14.6. Any additional costs caused by the Buyer due to late call or subsequent amendments to the call in respect of time and quantity are to be borne by the Buyer; in this respect a calculation will prevail.



15.1. The Agreement constitutes the entire agreement between the Parties with respect to the subject matter of the Agreement and supersedes all previous agreements, proposals and other communications, whether written or oral, between the Parties with respect to the subject matter of the Agreement.
15.2. If any provision of the Agreement is found to be contrary to law, the other provisions of the Agreement will remain in full force and effect.Such invalid provision shall be amended by the Parties or the court or arbitration body and interpret the Agreement so as to best accomplish the objectives of the original provision to the fullest extent allowed by law.
15.3. No consent or waiver, express or implied, by Sormat of any breach of the Agreement by the Buyer shall be considered to be a consent or waiver of any subsequent breach of the same or any other provision by the Buyer.No waiver of any rights under the Agreement shall be effective unless in writing and signed by Sormat.

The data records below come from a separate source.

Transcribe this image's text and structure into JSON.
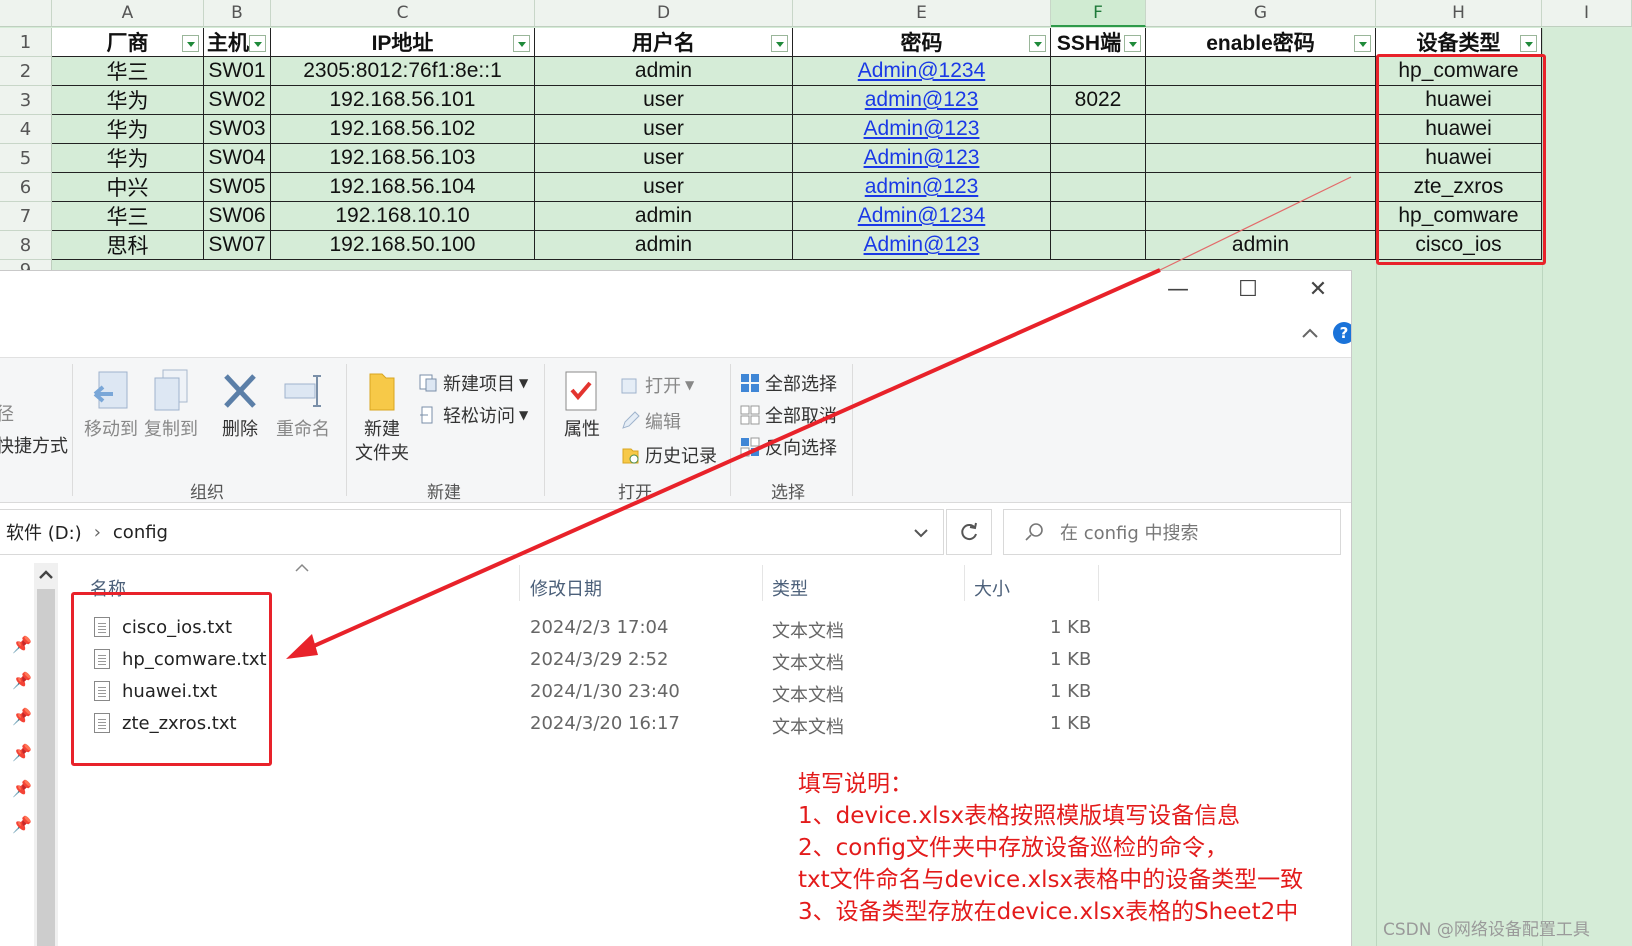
{
  "spreadsheet": {
    "column_letters": [
      "A",
      "B",
      "C",
      "D",
      "E",
      "F",
      "G",
      "H",
      "I"
    ],
    "selected_column": "F",
    "row_numbers": [
      "1",
      "2",
      "3",
      "4",
      "5",
      "6",
      "7",
      "8",
      "9"
    ],
    "headers": [
      "厂商",
      "主机",
      "IP地址",
      "用户名",
      "密码",
      "SSH端",
      "enable密码",
      "设备类型"
    ],
    "rows": [
      [
        "华三",
        "SW01",
        "2305:8012:76f1:8e::1",
        "admin",
        "Admin@1234",
        "",
        "",
        "hp_comware"
      ],
      [
        "华为",
        "SW02",
        "192.168.56.101",
        "user",
        "admin@123",
        "8022",
        "",
        "huawei"
      ],
      [
        "华为",
        "SW03",
        "192.168.56.102",
        "user",
        "Admin@123",
        "",
        "",
        "huawei"
      ],
      [
        "华为",
        "SW04",
        "192.168.56.103",
        "user",
        "Admin@123",
        "",
        "",
        "huawei"
      ],
      [
        "中兴",
        "SW05",
        "192.168.56.104",
        "user",
        "admin@123",
        "",
        "",
        "zte_zxros"
      ],
      [
        "华三",
        "SW06",
        "192.168.10.10",
        "admin",
        "Admin@1234",
        "",
        "",
        "hp_comware"
      ],
      [
        "思科",
        "SW07",
        "192.168.50.100",
        "admin",
        "Admin@123",
        "",
        "admin",
        "cisco_ios"
      ]
    ]
  },
  "explorer": {
    "window_controls": {
      "minimize": "—",
      "maximize": "☐",
      "close": "✕"
    },
    "ribbon": {
      "left_partial": [
        "径",
        "快捷方式"
      ],
      "organize": {
        "label": "组织",
        "move_to": "移动到",
        "copy_to": "复制到",
        "delete": "删除",
        "rename": "重命名"
      },
      "new": {
        "label": "新建",
        "new_folder": "新建\n文件夹",
        "new_item": "新建项目",
        "easy_access": "轻松访问"
      },
      "open": {
        "label": "打开",
        "properties": "属性",
        "open": "打开",
        "edit": "编辑",
        "history": "历史记录"
      },
      "select": {
        "label": "选择",
        "select_all": "全部选择",
        "select_none": "全部取消",
        "invert": "反向选择"
      }
    },
    "address": {
      "drive": "软件 (D:)",
      "folder": "config",
      "separator": "›"
    },
    "search_placeholder": "在 config 中搜索",
    "columns": {
      "name": "名称",
      "modified": "修改日期",
      "type": "类型",
      "size": "大小"
    },
    "files": [
      {
        "name": "cisco_ios.txt",
        "modified": "2024/2/3 17:04",
        "type": "文本文档",
        "size": "1 KB"
      },
      {
        "name": "hp_comware.txt",
        "modified": "2024/3/29 2:52",
        "type": "文本文档",
        "size": "1 KB"
      },
      {
        "name": "huawei.txt",
        "modified": "2024/1/30 23:40",
        "type": "文本文档",
        "size": "1 KB"
      },
      {
        "name": "zte_zxros.txt",
        "modified": "2024/3/20 16:17",
        "type": "文本文档",
        "size": "1 KB"
      }
    ]
  },
  "notes": {
    "title": "填写说明：",
    "lines": [
      "1、device.xlsx表格按照模版填写设备信息",
      "2、config文件夹中存放设备巡检的命令，",
      "txt文件命名与device.xlsx表格中的设备类型一致",
      "3、设备类型存放在device.xlsx表格的Sheet2中"
    ]
  },
  "watermark": "CSDN @网络设备配置工具",
  "colors": {
    "annotation_red": "#e8222a",
    "sheet_green": "#d5ecd7",
    "link_blue": "#1a39e6"
  }
}
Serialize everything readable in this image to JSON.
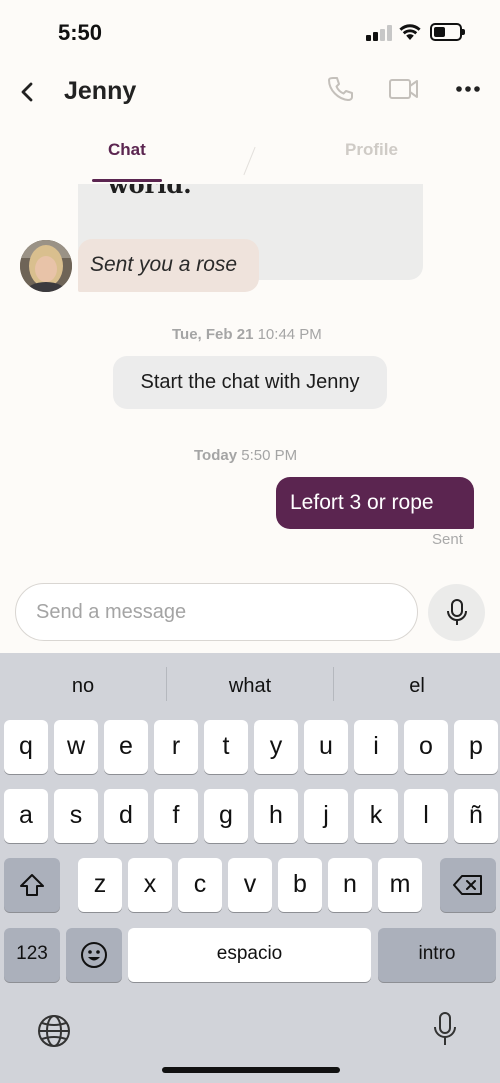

15.4. Any modifications or amendments to the Agreement shall be valid only if made in writing and signed by duly authorized representatives of both Sormat and the Buyer.Notwithstanding this, Sormat shall, in accordance with Article 1.3 above, be entitled to amend or supplement the GTCs.
15.5. The Buyer may not assign the Agreement and the rights and obligations thereunder to a third party, without the prior written consent of Sormat.Sormat may assign the Agreement without the consent of Buyer to a third party, when assigning the ownership of its business or part thereof, or to its affiliate involved in the manufacture of the Products.Sormat shall further be entitled to transfer the rights to receive and collect payments to a third party.
15.6. All notices, requests, demands, offers, order confirmations and other communications required or permitted to be given be either Party to the other Party under the Agreement shall be in writing in the English language and shall be sent to the address, facsimile number or e-mail address indicated in the Agreement and shall be deemed to have been received as follows: (i) on the date of delivery, if by hand delivery; (ii) two (2) business days after being sent by an internationally recognized courier; (iii) five (5) business days after being sent by first class mail (registered or certified); (iv) one (1) business day after being sent by confirmed facsimile; or (v) one (1) business day after being sent by email, if no system error or other notice of non-delivery is generated.Each party may by written notice to the other, in accordance with the provisions of this Article, change the address, telephone numbers or facsimile number, or electronic messaging system details to which notices or other communications are to be sent.
15.7. In the event that a signed counterpart of the Agreement or any amendments or additions thereof are provided by e-mail delivery of a “.pdf” format data file, such counterpart shall create a valid and binding Agreement for the party providing such counterpart  with the same force and effect as if such “.pdf” counterpart were an original of the Agreement.



16.1. The contractual relationship between the Parties shall be construed in accordance with the laws of Finland excluding its choice of law provisions and the UN Convention on Agreements for the International Sale of Goods (CISG).
16.2. Any dispute, controversy or claim arising out of or in connection with the contractual relationship between the Parties shall be settled by arbitration in accordance with the Rules of the Arbitration Institute of the Finland Chamber of Commerce.The arbitration shall take place in Helsinki, Finland, and shall be conducted in English.The number of arbitrators shall be one (1).
16.3. Notwithstanding the above, Sormat shall be entitled to seek equitable and/or injunctive relief to prevent or stop a violation of the terms and conditions in the Agreement and to take legal actions to collect overdue payments in any court of law.